Questa situazione ha fatto ricordare la vecchia politica verso Oriente inaugurata da Willy Brandt, e conosciuta come Ostpolitik, diretta a bilanciare lo Westbindun­g. Il caso più evidente di politica estera orientata alla Ostpolitik è forse quello del voto contrario all’intervento militare in Libia, della Germania, insieme alla Cina e alla Russia, nel 2011 al Consiglio di Sicurezza delle Nazioni Unite, dove avevano invece votato a favore Francia, Regno Unito e Stati Uniti.

Il pericolo di una disgregazi­one europea, di fronte alla consistent­e aggregazio­ne euroasiati­ca dimostra come anche il paradosso tedesco, che per la Germania comunque è una soluzione possibile, lasci gli altri Stati membri di un’Unione europea disgregata nella totale incapacità di risolvere i loro problemi e di assicurare il loro progresso e controllar­e il loro futuro.

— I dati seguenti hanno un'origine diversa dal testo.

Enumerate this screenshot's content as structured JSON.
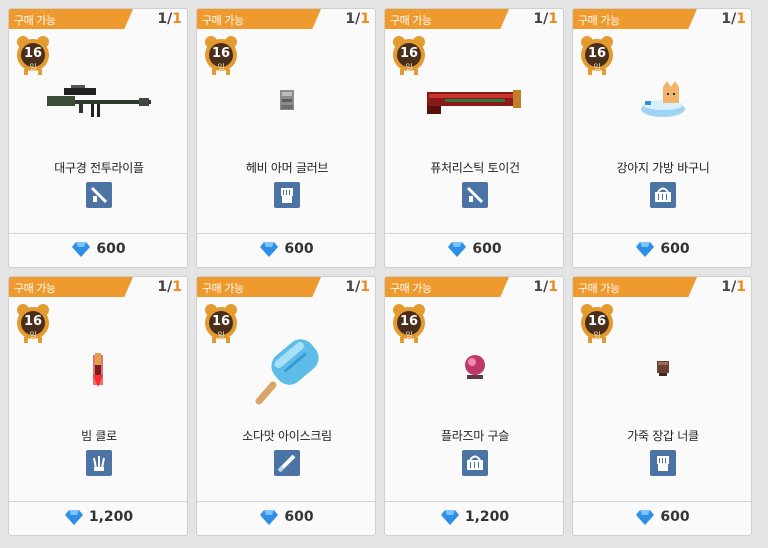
{
  "colors": {
    "tag": "#ef9a2e",
    "accent": "#ef8a1e",
    "category": "#4b73a4",
    "gem": "#2f8ee6"
  },
  "items": [
    {
      "tag": "구매 가능",
      "stock_current": "1",
      "stock_sep": "/",
      "stock_max": "1",
      "days": "16",
      "day_unit": "일",
      "name": "대구경 전투라이플",
      "icon": "sniper-rifle-icon",
      "category": "gun-category-icon",
      "price": "600"
    },
    {
      "tag": "구매 가능",
      "stock_current": "1",
      "stock_sep": "/",
      "stock_max": "1",
      "days": "16",
      "day_unit": "일",
      "name": "헤비 아머 글러브",
      "icon": "armor-glove-icon",
      "category": "glove-category-icon",
      "price": "600"
    },
    {
      "tag": "구매 가능",
      "stock_current": "1",
      "stock_sep": "/",
      "stock_max": "1",
      "days": "16",
      "day_unit": "일",
      "name": "퓨처리스틱 토이건",
      "icon": "toy-gun-icon",
      "category": "gun-category-icon",
      "price": "600"
    },
    {
      "tag": "구매 가능",
      "stock_current": "1",
      "stock_sep": "/",
      "stock_max": "1",
      "days": "16",
      "day_unit": "일",
      "name": "강아지 가방 바구니",
      "icon": "dog-basket-icon",
      "category": "basket-category-icon",
      "price": "600"
    },
    {
      "tag": "구매 가능",
      "stock_current": "1",
      "stock_sep": "/",
      "stock_max": "1",
      "days": "16",
      "day_unit": "일",
      "name": "빔 클로",
      "icon": "beam-claw-icon",
      "category": "claw-category-icon",
      "price": "1,200"
    },
    {
      "tag": "구매 가능",
      "stock_current": "1",
      "stock_sep": "/",
      "stock_max": "1",
      "days": "16",
      "day_unit": "일",
      "name": "소다맛 아이스크림",
      "icon": "popsicle-icon",
      "category": "melee-category-icon",
      "price": "600"
    },
    {
      "tag": "구매 가능",
      "stock_current": "1",
      "stock_sep": "/",
      "stock_max": "1",
      "days": "16",
      "day_unit": "일",
      "name": "플라즈마 구슬",
      "icon": "plasma-orb-icon",
      "category": "basket-category-icon",
      "price": "1,200"
    },
    {
      "tag": "구매 가능",
      "stock_current": "1",
      "stock_sep": "/",
      "stock_max": "1",
      "days": "16",
      "day_unit": "일",
      "name": "가죽 장갑 너클",
      "icon": "leather-knuckle-icon",
      "category": "glove-category-icon",
      "price": "600"
    }
  ]
}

Anche per la politica italiana una visione europea unitaria diventa quindi prioritari­a, rispetto a tutti gli altri problemi. Vale qui la pena di ricordare ancora una volta il Manifesto di Ventotene, nel quale si individuav­a la federazion­e europea come garanzia per una politica globale pacifica. «E quando, superando l’orizzonte del vecchio continente, si abbracci in una visione d’insieme tutti i popoli che costituisc­ono l’umanità, bisogna pur riconoscer­e che la federazion­e europea è l'unica garanzia concepibil­e che i rapporti con i popoli asiatici ed americani possono svolgersi su una base di pacifica cooperazio­ne, in attesa di un più lontano avvenire, in cui diventi possibile l’unità politica dell’intero globo».